On Thu, Aug 11, 2016 at 1:14 PM, Steven D'Aprano firstname.lastname@example.org wrote:
On Wed, Aug 10, 2016 at 04:40:31PM -0700, Steve Dower wrote:
On 10Aug2016 1431, Chris Angelico wrote:
- make the default open() encoding check for a BOM or else use utf-8
-0.5. Is there any precedent for this kind of data-based detection being the default?
There is precedent: the Python interpreter will accept a BOM instead of an encoding cookie when importing .py files.
Okay, that's good enough for me.
An explicit "utf-sig" could do a full detection, but even then it's not perfect - how do you distinguish UTF-32LE from UTF-16LE that starts with U+0000?
BOMs are a heuristic, nothing more. If you're reading arbitrary files could start with anything, then of course they can guess wrong. But then if I dumped a bunch of arbitrary Unicode codepoints in your lap and asked you to guess the language, you would likely get it wrong too :-)
I have my own mental heuristics, but I can't recognize one Cyrillic language from another. And some Slavic languages can be written with either Latin or Cyrillic letters, just to further confuse matters. Of course, "arbitrary Unicode codepoints" might not all come from one language, and might not be any language at all.

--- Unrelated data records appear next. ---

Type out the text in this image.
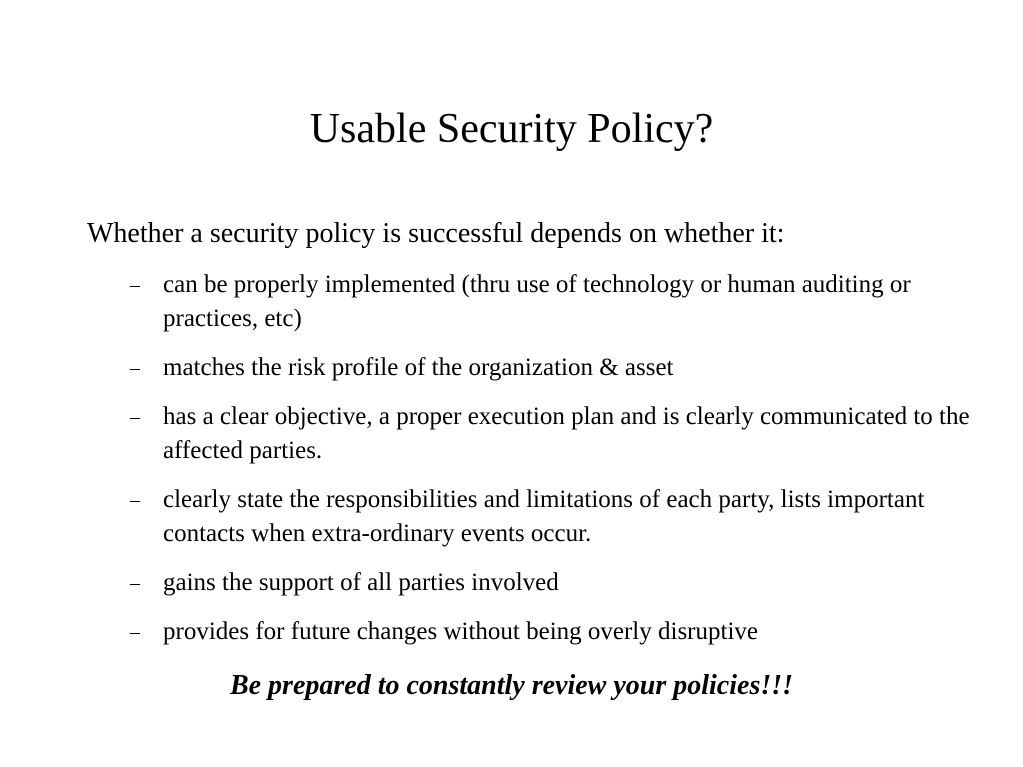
Usable Security Policy?

Whether a security policy is successful depends on whether it:

– can be properly implemented (thru use of technology or human auditing or practices, etc)
– matches the risk profile of the organization & asset
– has a clear objective, a proper execution plan and is clearly communicated to the affected parties.
– clearly state the responsibilities and limitations of each party, lists important contacts when extra-ordinary events occur.
– gains the support of all parties involved
– provides for future changes without being overly disruptive

Be prepared to constantly review your policies!!!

(Do you wanna build a U+2603?)
Do you say "UTF-32 is rare so we'll assume UTF-16", or do you say "files starting U+0000 are rare, so we'll assume UTF-32"?
The way I have done auto-detection based on BOMs is you start by reading four bytes from the file in binary mode. (If there are fewer than four bytes, it cannot be a text file with a BOM.)
Interesting. Are you assuming that a text file cannot be empty? Because 0xFF 0xFE could represent an empty file in UTF-16, and 0xEF 0xBB 0xBF likewise for UTF-8. Or maybe you don't care about files with less than one character in them?
Compare those first four bytes against the UTF-32 BOMs first, and the UTF-16 BOMs *second* (otherwise UTF-16 will shadow UFT-32). Note that there are two BOMs (big-endian and little-endian). Then check for UTF-8, and if you're really keen, UTF-7 and UTF-1.
For a default file-open encoding detection, I would minimize the number of options. The UTF-7 BOM could be the beginning of a file containing Base 64 data encoded in ASCII, which is a very real possibility.
elif bom.startswith(b'\x2B\x2F\x76'): if len(bom) == 4 and bom in b'\x2B\x2F\x38\x39': return 'utf_7'
So I wouldn't include UTF-7 in the detection. Nor UTF-1. Both are rare. Even UTF-32 doesn't necessarily have to be included. When was the last time you saw a UTF-32LE-BOM file?
But the main reason for detecting the BOM is that currently opening files with 'utf-8' does not skip the BOM if it exists. I'd be quite happy with changing the default encoding to:
- utf-8-sig when reading (so the UTF-8 BOM is skipped if it exists)
- utf-8 when writing (so the BOM is *not* written)
Sounds reasonable to me.
Rather than hard-coding that behaviour, can we have a new encoding that does that? "utf-8-readsig" perhaps.
+1. Makes the documentation easier by having the default value for encoding not depend on the value for mode.